Opinion

Letter to the editor: Laws protecting wildlife and habitats are not ‘growth blockers’

The Government incorrectly believes that wildlife protection laws and the requirement for councils to consider environmental impacts when determining planning applications hinder development and national growth. These protections, however, are neither barriers to development nor growth blockers.

Research undertaken by the Institute for Public Policy Research (Strategic Planning for Green Prosperity, February 2025) has found that: 

significant non-planning related barriers exist in the delivery of house building, such as developers slowing their build rates or securing permission and then not building. Additionally, the failure to join up key infrastructure projects for development is also slowing the delivery of new homes and economic growth”

Unless the Bill is amended the resultant Act will remove essential protection laws, and with them the requirement for developers to submit with their applications, biodiversity and ecology appraisals informed by on-site surveys listing species and habitats present, detailing impacts and measures needed to enhance ecology and biodiversity, and where necessary measures needed to avoid or mitigate harm. 

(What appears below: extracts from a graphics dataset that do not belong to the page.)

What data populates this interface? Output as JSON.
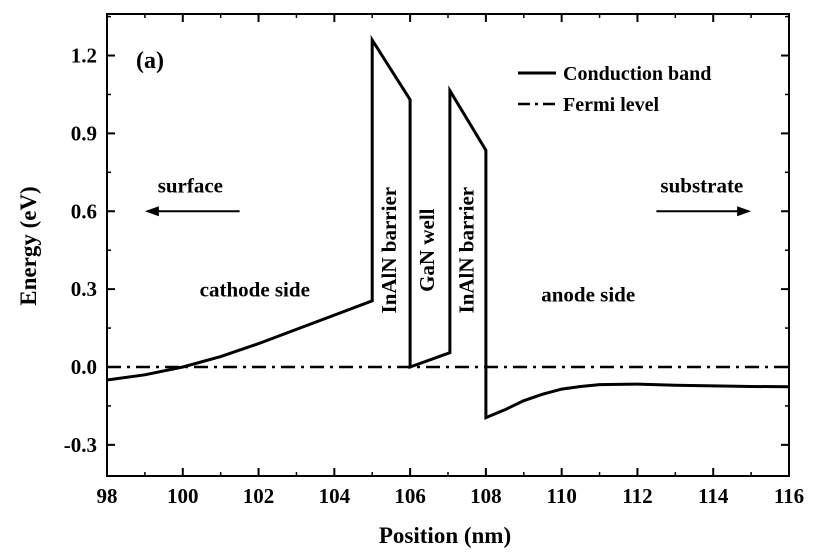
{
  "chart_data": {
    "type": "line",
    "panel_label": "(a)",
    "xlabel": "Position (nm)",
    "ylabel": "Energy (eV)",
    "xlim": [
      98,
      116
    ],
    "ylim": [
      -0.42,
      1.36
    ],
    "xticks": [
      98,
      100,
      102,
      104,
      106,
      108,
      110,
      112,
      114,
      116
    ],
    "yticks": [
      -0.3,
      0.0,
      0.3,
      0.6,
      0.9,
      1.2
    ],
    "ytick_labels": [
      "-0.3",
      "0.0",
      "0.3",
      "0.6",
      "0.9",
      "1.2"
    ],
    "grid": false,
    "legend_placement": "top-right",
    "series": [
      {
        "name": "Conduction band",
        "style": "solid",
        "points": [
          [
            98.0,
            -0.05
          ],
          [
            99.0,
            -0.03
          ],
          [
            100.0,
            0.0
          ],
          [
            101.0,
            0.04
          ],
          [
            102.0,
            0.09
          ],
          [
            103.0,
            0.145
          ],
          [
            104.0,
            0.2
          ],
          [
            105.0,
            0.255
          ],
          [
            105.0,
            1.26
          ],
          [
            106.0,
            1.03
          ],
          [
            106.0,
            0.0
          ],
          [
            107.05,
            0.055
          ],
          [
            107.05,
            1.065
          ],
          [
            108.0,
            0.835
          ],
          [
            108.0,
            -0.195
          ],
          [
            108.5,
            -0.165
          ],
          [
            109.0,
            -0.13
          ],
          [
            109.5,
            -0.105
          ],
          [
            110.0,
            -0.085
          ],
          [
            110.5,
            -0.075
          ],
          [
            111.0,
            -0.068
          ],
          [
            112.0,
            -0.066
          ],
          [
            113.0,
            -0.07
          ],
          [
            114.0,
            -0.073
          ],
          [
            115.0,
            -0.075
          ],
          [
            116.0,
            -0.076
          ]
        ]
      },
      {
        "name": "Fermi level",
        "style": "dash-dot",
        "points": [
          [
            98.0,
            0.0
          ],
          [
            116.0,
            0.0
          ]
        ]
      }
    ],
    "annotations": [
      {
        "text": "surface",
        "x": 100.2,
        "y": 0.69
      },
      {
        "text": "substrate",
        "x": 113.7,
        "y": 0.69
      },
      {
        "text": "cathode side",
        "x": 101.9,
        "y": 0.29
      },
      {
        "text": "anode side",
        "x": 110.7,
        "y": 0.27
      },
      {
        "text": "InAlN barrier",
        "x": 105.5,
        "y": 0.45,
        "rotate": -90
      },
      {
        "text": "GaN well",
        "x": 106.5,
        "y": 0.45,
        "rotate": -90
      },
      {
        "text": "InAlN barrier",
        "x": 107.55,
        "y": 0.45,
        "rotate": -90
      }
    ],
    "arrows": [
      {
        "name": "surface-arrow",
        "from": [
          101.5,
          0.6
        ],
        "to": [
          99.0,
          0.6
        ]
      },
      {
        "name": "substrate-arrow",
        "from": [
          112.5,
          0.6
        ],
        "to": [
          115.0,
          0.6
        ]
      }
    ]
  }
}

The Planning and Infrastructure Bill, if not amended, will allow their removal, and permit development without regard to impacts on wildlife and habitats. 

This is an appalling prospect, not least because the UK is one of the most nature-depleted countries in the world. The consequences would be catastrophic. 

Unfortunately, the authors of the Bill neither recognise nor acknowledge that “nature, and the biodiversity that underpins it, ultimately sustains our economies, livelihoods and well-being, and so our decisions must take into account the true value of the goods and services we derive from it”, including natural capital and ecosystem services (Economics of Biodiversity The Dasgupta Review 2021). 

Will Sussex MPs seek to retain laws and policies that protect wildlife and habitats, and amend the Bill accordingly?